There are a lot of types of kakanin you can find all over the Philippines. We have the common suman, sapin-sapin, kutsinta, puto, pichi-pichi, biko, puto bumong, and bibingka which you can find almost everywhere, and we have the more unusual and regional types of kakanin like the bibingkoy from Cavite, dodol from Mindanao, and tupig from Ilocos Norte. A kakanin you might not know about is called bot-ong or but-ong.
What is bot-ong?
Bot-ong is a Negrense kakanin famous in Bacolod. It's simply made with glutinous rice submerged in coconut milk, gata, and ginger, boiled until it's cooked. It has a pointed shape and wrapped in banana leaves.
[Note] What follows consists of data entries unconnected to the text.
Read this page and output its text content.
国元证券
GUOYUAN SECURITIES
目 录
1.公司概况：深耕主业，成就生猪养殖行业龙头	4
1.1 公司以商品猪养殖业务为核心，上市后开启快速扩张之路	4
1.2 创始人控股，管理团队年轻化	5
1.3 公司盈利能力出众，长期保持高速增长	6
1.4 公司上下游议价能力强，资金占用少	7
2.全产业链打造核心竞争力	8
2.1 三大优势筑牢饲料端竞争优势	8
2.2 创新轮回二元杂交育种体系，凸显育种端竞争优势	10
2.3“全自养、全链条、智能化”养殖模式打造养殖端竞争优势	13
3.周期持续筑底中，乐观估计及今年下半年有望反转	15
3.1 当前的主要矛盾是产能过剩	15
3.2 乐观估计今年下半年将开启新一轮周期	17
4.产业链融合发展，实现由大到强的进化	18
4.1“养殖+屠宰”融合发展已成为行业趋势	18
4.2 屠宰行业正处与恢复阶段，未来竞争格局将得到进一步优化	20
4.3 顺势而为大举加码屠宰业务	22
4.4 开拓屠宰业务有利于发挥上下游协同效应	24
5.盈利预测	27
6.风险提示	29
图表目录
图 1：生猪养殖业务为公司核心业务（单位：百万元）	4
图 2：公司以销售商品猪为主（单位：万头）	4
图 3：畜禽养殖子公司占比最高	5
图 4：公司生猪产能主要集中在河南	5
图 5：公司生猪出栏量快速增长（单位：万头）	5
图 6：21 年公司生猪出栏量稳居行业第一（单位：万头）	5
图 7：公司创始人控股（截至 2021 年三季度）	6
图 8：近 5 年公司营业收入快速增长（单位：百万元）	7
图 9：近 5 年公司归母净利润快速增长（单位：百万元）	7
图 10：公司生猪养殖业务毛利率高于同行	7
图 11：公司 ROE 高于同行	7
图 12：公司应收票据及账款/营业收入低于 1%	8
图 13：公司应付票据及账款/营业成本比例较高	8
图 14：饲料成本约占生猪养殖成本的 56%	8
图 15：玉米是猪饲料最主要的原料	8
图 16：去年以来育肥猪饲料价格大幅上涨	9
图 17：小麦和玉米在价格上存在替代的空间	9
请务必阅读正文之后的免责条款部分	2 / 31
It has a slightly sweet taste and the rice grains are packed so tightly that when you slice through this kakanin, it almost feels as if it's made out of gelatin.
According to Raymond Alunan, the Tourism Operation Officer of the Province of Negros Occidental, bot-ong used to be eaten during All Soul's Day but is now offered as a breakfast staple. You can commonly find bot-ong in Bacolod, Negros Occidental. It's sold in public markets, like the Silay public market, early in the morning.
According to Alunan, this kakanin is typically not served with sugar because the ginger used in making the kakanin makes it slightly sweet already. We were fortunate enough to try the bot-ong at this year's Negros Trade Fair in Glorietta, where it was sold at the Alter Trade Corporation Inc. It was served breakfast-style: paired with muscovado sugar (for extra sweetness!) and was highly recommended to be paired with a cup of freshly-made hot cocoa.